Вспоминаю, как многие участники «Шторма», и я в том числе, во всем поначалу сомневались… Ну как же так? Пьеса вся замешена на быте – и вдруг пустая сцена, прочь бороды, валенки.

Ни декораций, ни костюмов, ни гримов, только детали… А Завадский видел свое и оказался самым ищущим, самым молодым среди нас! На премьере этого своеобразного «Шторма» он обратился со сцены к зрителям (и это стало традицией каждого спектакля) и сказал о том, что именно на этом спектакле он не хочет обычного деления – вот тут, в зрительном зале, вы, смотрящие, а там, за рампой, мы, театр. Нет, он хочет, чтобы в этот вечер зрители и вся труппа театра, все вместе, отдались мыслями, чувствами, памятью тому великому времени, о котором сегодня вспоминаем, тем героям, которые умирали.
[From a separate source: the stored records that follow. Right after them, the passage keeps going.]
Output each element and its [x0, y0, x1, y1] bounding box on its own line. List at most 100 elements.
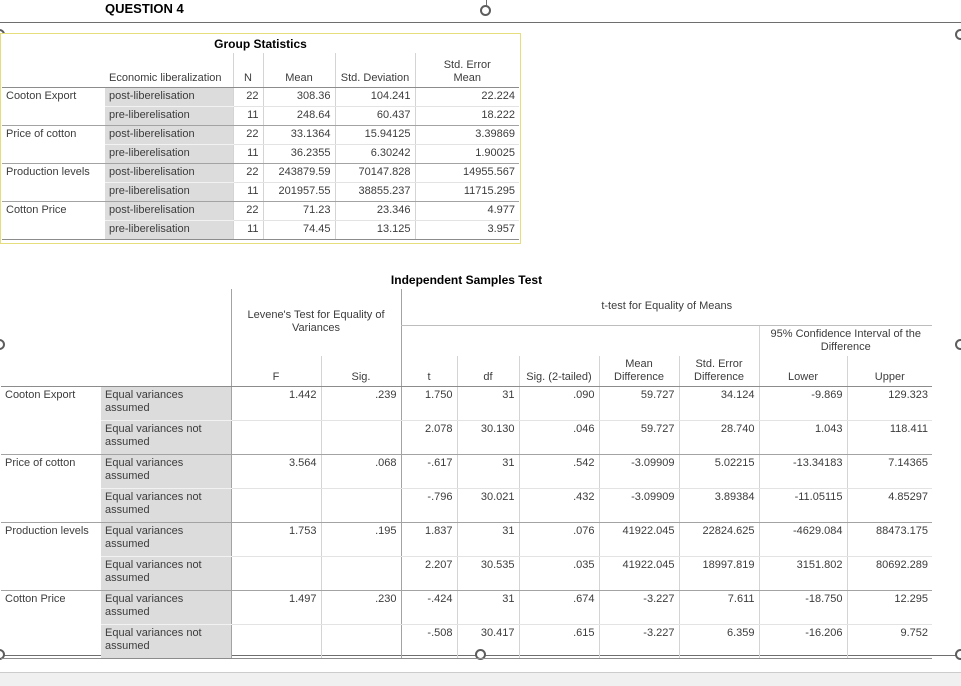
- group-label: post-liberelisation: [105, 201, 233, 221]
- variable-label: Cotton Price: [2, 201, 105, 240]
- cell-mean: 74.45: [262, 220, 335, 240]
- header-std-deviation: Std. Deviation: [334, 53, 415, 88]
- selection-handle-top-center[interactable]: [480, 5, 491, 16]
- cell-lower: -11.05115: [758, 488, 847, 523]
- selection-handle-top-right[interactable]: [955, 29, 961, 40]
- cell-n: 22: [232, 125, 263, 145]
- variable-label: Production levels: [1, 522, 101, 591]
- cell-mean: 36.2355: [262, 144, 335, 164]
- cell-t: -.796: [400, 488, 457, 523]
- blank-header-cell: [1, 289, 231, 387]
- selection-boundary-top: [0, 22, 961, 23]
- cell-std-error-difference: 7.611: [678, 590, 759, 625]
- cell-std-error-difference: 3.89384: [678, 488, 759, 523]
- cell-mean-difference: 59.727: [598, 386, 679, 421]
- cell-sig: [320, 488, 401, 523]
- cell-std-error-mean: 3.957: [414, 220, 519, 240]
- cell-std-error-mean: 4.977: [414, 201, 519, 221]
- cell-upper: 129.323: [846, 386, 932, 421]
- cell-std-deviation: 38855.237: [334, 182, 415, 202]
- cell-std-error-mean: 14955.567: [414, 163, 519, 183]
- cell-f: [230, 420, 321, 455]
- question-heading: QUESTION 4: [105, 1, 184, 16]
- cell-std-error-mean: 22.224: [414, 87, 519, 107]
- cell-n: 22: [232, 163, 263, 183]
- cell-std-deviation: 60.437: [334, 106, 415, 126]
- independent-samples-test-title: Independent Samples Test: [390, 273, 543, 287]
- variable-label: Cotton Price: [1, 590, 101, 659]
- page-bottom-margin: [0, 672, 961, 686]
- variable-label: Cooton Export: [2, 87, 105, 126]
- cell-t: 2.078: [400, 420, 457, 455]
- header-economic-liberalization: Economic liberalization: [105, 53, 233, 88]
- cell-std-error-difference: 5.02215: [678, 454, 759, 489]
- cell-sig-2-tailed: .674: [518, 590, 599, 625]
- cell-upper: 4.85297: [846, 488, 932, 523]
- cell-mean: 33.1364: [262, 125, 335, 145]
- cell-std-error-mean: 3.39869: [414, 125, 519, 145]
- group-label: post-liberelisation: [105, 163, 233, 183]
- header-mean-difference: Mean Difference: [598, 355, 679, 387]
- group-label: pre-liberelisation: [105, 106, 233, 126]
- assumption-label: Equal variances assumed: [101, 590, 231, 625]
- cell-df: 30.417: [456, 624, 519, 659]
- cell-f: 3.564: [230, 454, 321, 489]
- cell-df: 31: [456, 590, 519, 625]
- cell-f: 1.442: [230, 386, 321, 421]
- header-n: N: [232, 53, 263, 88]
- cell-n: 11: [232, 220, 263, 240]
- cell-std-error-difference: 34.124: [678, 386, 759, 421]
- header-upper: Upper: [846, 355, 932, 387]
- cell-sig: .230: [320, 590, 401, 625]
- cell-mean: 71.23: [262, 201, 335, 221]
- cell-df: 30.130: [456, 420, 519, 455]
- cell-mean-difference: 41922.045: [598, 556, 679, 591]
- cell-std-error-difference: 22824.625: [678, 522, 759, 557]
- cell-sig-2-tailed: .090: [518, 386, 599, 421]
- header-std-error-difference: Std. Error Difference: [678, 355, 759, 387]
- cell-lower: 3151.802: [758, 556, 847, 591]
- variable-label: Price of cotton: [1, 454, 101, 523]
- cell-mean: 201957.55: [262, 182, 335, 202]
- assumption-label: Equal variances not assumed: [101, 556, 231, 591]
- cell-sig: .068: [320, 454, 401, 489]
- selection-handle-middle-right[interactable]: [955, 339, 961, 350]
- cell-std-error-difference: 28.740: [678, 420, 759, 455]
- group-statistics-table: Group Statistics Economic liberalization…: [2, 36, 519, 240]
- cell-n: 11: [232, 182, 263, 202]
- cell-sig: [320, 420, 401, 455]
- header-std-error-mean: Std. Error Mean: [414, 53, 519, 88]
- group-statistics-title: Group Statistics: [214, 37, 307, 51]
- cell-upper: 9.752: [846, 624, 932, 659]
- assumption-label: Equal variances not assumed: [101, 624, 231, 659]
- cell-mean: 248.64: [262, 106, 335, 126]
- cell-std-error-mean: 1.90025: [414, 144, 519, 164]
- cell-std-deviation: 15.94125: [334, 125, 415, 145]
- cell-mean-difference: -3.09909: [598, 454, 679, 489]
- cell-upper: 80692.289: [846, 556, 932, 591]
- group-label: pre-liberelisation: [105, 182, 233, 202]
- assumption-label: Equal variances assumed: [101, 386, 231, 421]
- header-mean: Mean: [262, 53, 335, 88]
- cell-f: 1.497: [230, 590, 321, 625]
- cell-sig: .195: [320, 522, 401, 557]
- cell-std-error-difference: 6.359: [678, 624, 759, 659]
- cell-std-error-mean: 18.222: [414, 106, 519, 126]
- cell-n: 11: [232, 144, 263, 164]
- cell-df: 30.535: [456, 556, 519, 591]
- header-levene: Levene's Test for Equality of Variances: [230, 289, 401, 356]
- cell-std-deviation: 70147.828: [334, 163, 415, 183]
- header-df: df: [456, 355, 519, 387]
- cell-df: 30.021: [456, 488, 519, 523]
- cell-sig-2-tailed: .076: [518, 522, 599, 557]
- cell-sig: [320, 556, 401, 591]
- cell-mean-difference: 59.727: [598, 420, 679, 455]
- cell-t: 1.750: [400, 386, 457, 421]
- header-sig: Sig.: [320, 355, 401, 387]
- cell-f: 1.753: [230, 522, 321, 557]
- cell-sig-2-tailed: .046: [518, 420, 599, 455]
- selection-handle-bottom-right[interactable]: [955, 649, 961, 660]
- independent-samples-test-section: Independent Samples Test Levene's Test f…: [1, 272, 932, 659]
- cell-std-deviation: 13.125: [334, 220, 415, 240]
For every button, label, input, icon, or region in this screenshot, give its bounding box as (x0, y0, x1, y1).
И вот этот «Шторм», очищенный от всего, что отвлекало бы от патетической темы, от страстной революционной ноты, звенящей в нем, с действием, то возникающим в зрительном зале, то перетекающим со сцены в него, с актерами, максимально приблизившимися к зрителю, – этот «Шторм» шел под дружные аплодисменты и получил полную поддержку. Обильная пресса объявила спектакль Завадского подлинно новаторским, и при обсуждении юбилейных премьер 1967 года «Шторм» вышел на первое место.

А «Петербургские сновидения»? Он создавал этот спектакль, приближаясь к своему восьмидесятилетию! И это – самая знаменитая из его премьер. Не зря он посвятил ее Вахтангову. Он готовился к ней давно, в частных разговорах, бывало, вдруг заговорит о «Преступлении и наказании», о том, как видится ему мир Достоевского, потом замолчит и уйдет мысленно куда-то…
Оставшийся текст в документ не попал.